A computational account of conservation learning and development.
Tony Simon (Carnegie Mellon University) reviewed results from developmental psychology on conservation and described a computational model that accounts for the transition between observed stages. The model is implemented within the Soar architecture, in which the basic learning mechanism involves chunking the results of solved problems. He showed how this framework can produce useful concepts in the domain of conservation tasks, and linked these to human behavior.

Progress Amidst Variety

Collectively, the presentations described a variety of approaches to the task of concept formation. These differed along many dimensions, including their assumptions about the representation and organization of knowledge, their mechanisms for performance and learning, their focus on the relative roles of experience and knowledge, and their emphasis on computational, psychological, or biological evaluation.

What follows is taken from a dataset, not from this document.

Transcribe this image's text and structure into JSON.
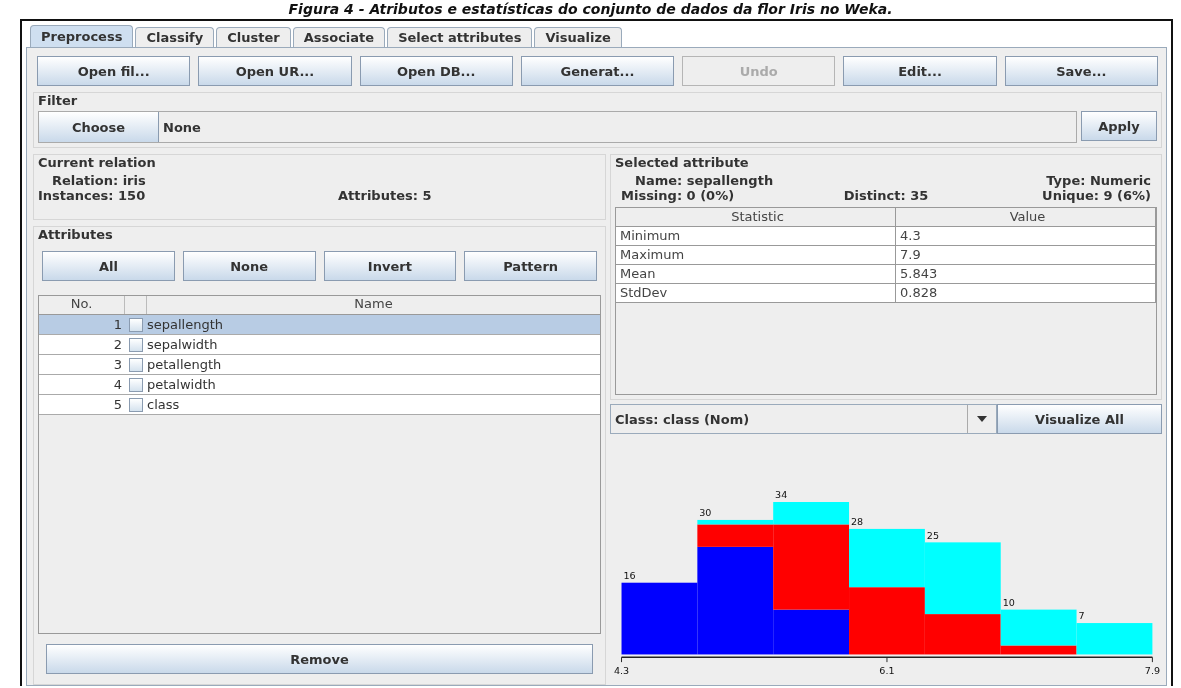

However, many common themes also emerged, and the discussion after each talk highlighted the relations among the various research efforts. One encouraging sign was the frequent use of hybrid methods that combine features of earlier systems. For instance, some models incorporate both exemplars and abstractions, others combine logical and probabilistic notions, and still others consider combinations of inductive and theory-driven learning. Together with the increasing communication between representatives of cognitive psychology, machine learning, and even neurobiology, such hybrids provide clear evidence of progress in the study of concept formation.

In short, the symposium revealed new results on both the psychological and computational fronts, and encouraged the interchange of knowledge between these traditionally separate disciplines. Informal discussions during the meeting also suggested promising directions for future research in this increasingly active area.